研究課題
外的侵襲に対する皮膚免疫応答機構の解明は、アトピー性皮膚炎をはじめとする炎症性皮膚疾患の発症機序の理解のみならず、他臓器での免疫応答の理解に繋がり得る。申請者は、外的侵襲に対して、皮膚内にリンパ様組織構築(Skin-Associated Lymphoid Tissue; SALT)が誘導される事を世界で初めて見出し、inducible SALT (iSALT)と命名した。iSALTの皮膚および全身免疫応答における生理的役割が期待されている。ところが、iSALT誘導機序の詳細や、皮膚免疫応答の多様性誘導機構・全身免疫における役割は依然不明である。そこで本研究ではiSALTの誘導機序の解明を図った。接触皮膚炎を誘導する際に、iSALTが形成されるが、その核となす領域は後毛細血管領域であり、また、この血管内皮細胞は、high endothelial venules(HEV)のマーカーであるDARCを発現していた。
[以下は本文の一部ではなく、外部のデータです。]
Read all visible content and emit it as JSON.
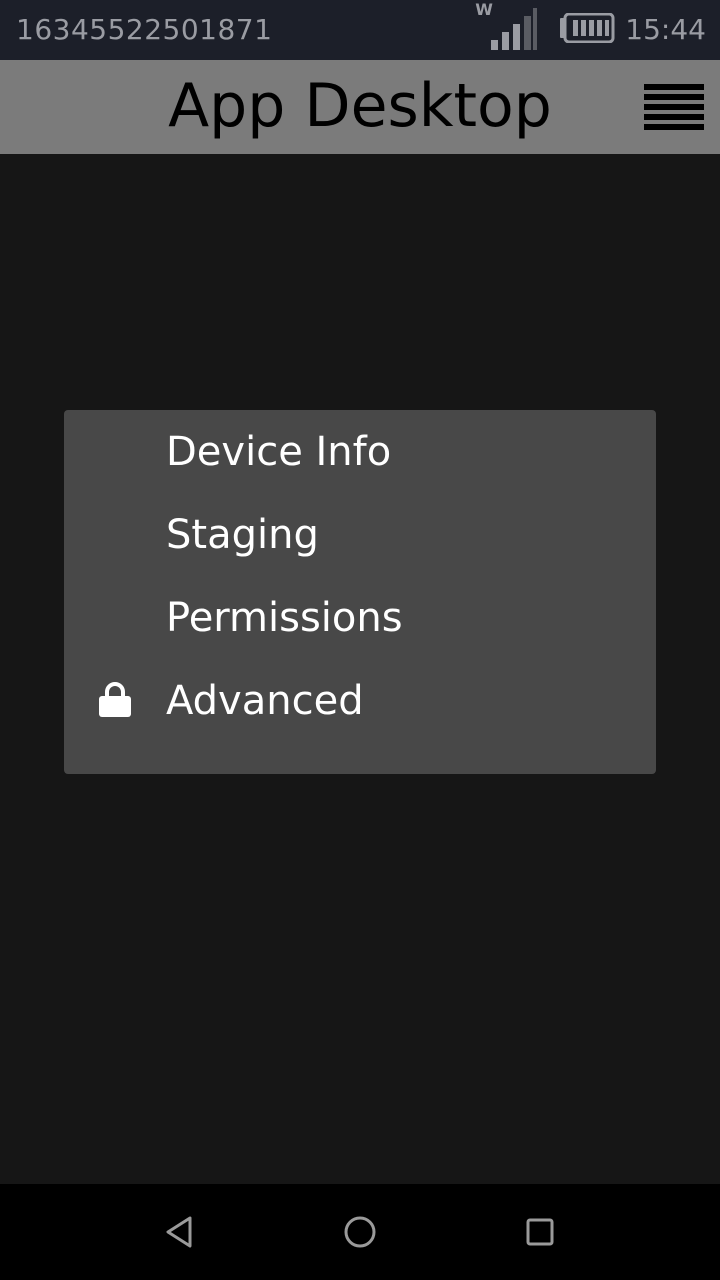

その際にリンホトキシン(LT)シグナルを阻害するとHEVの形成は抑制されるが、TNFシグナルを阻害してもHEVの形成は保たれた。また、LTの受容体であるLTbRは後毛細血管静脈(Post Capillary Venules: PCV)付近の血管内皮細胞に存在した。さらに、LTは真皮樹状細胞において発現し、また、樹状細胞を除去するとHEVの誘導は著明に減弱した。このHEV誘導は、接触皮膚炎のみならず、アトピー性皮膚炎や尋常性乾癬マウスモデルにおいても認められた。これらの結果は、炎症性皮膚疾患において、樹状細胞の活性化を契機にLT-LTbRシグナルを介して皮膚のPCVにおいてHEVの誘導を介して免疫細胞が皮膚へ集積させることにより効率良く免疫応答が行われていることを示唆する。実際のヒトの皮膚疾患においても様々な病態においてiSALTが誘導されていることを見出している。
令和2年度が最終年度であるため、記入しない。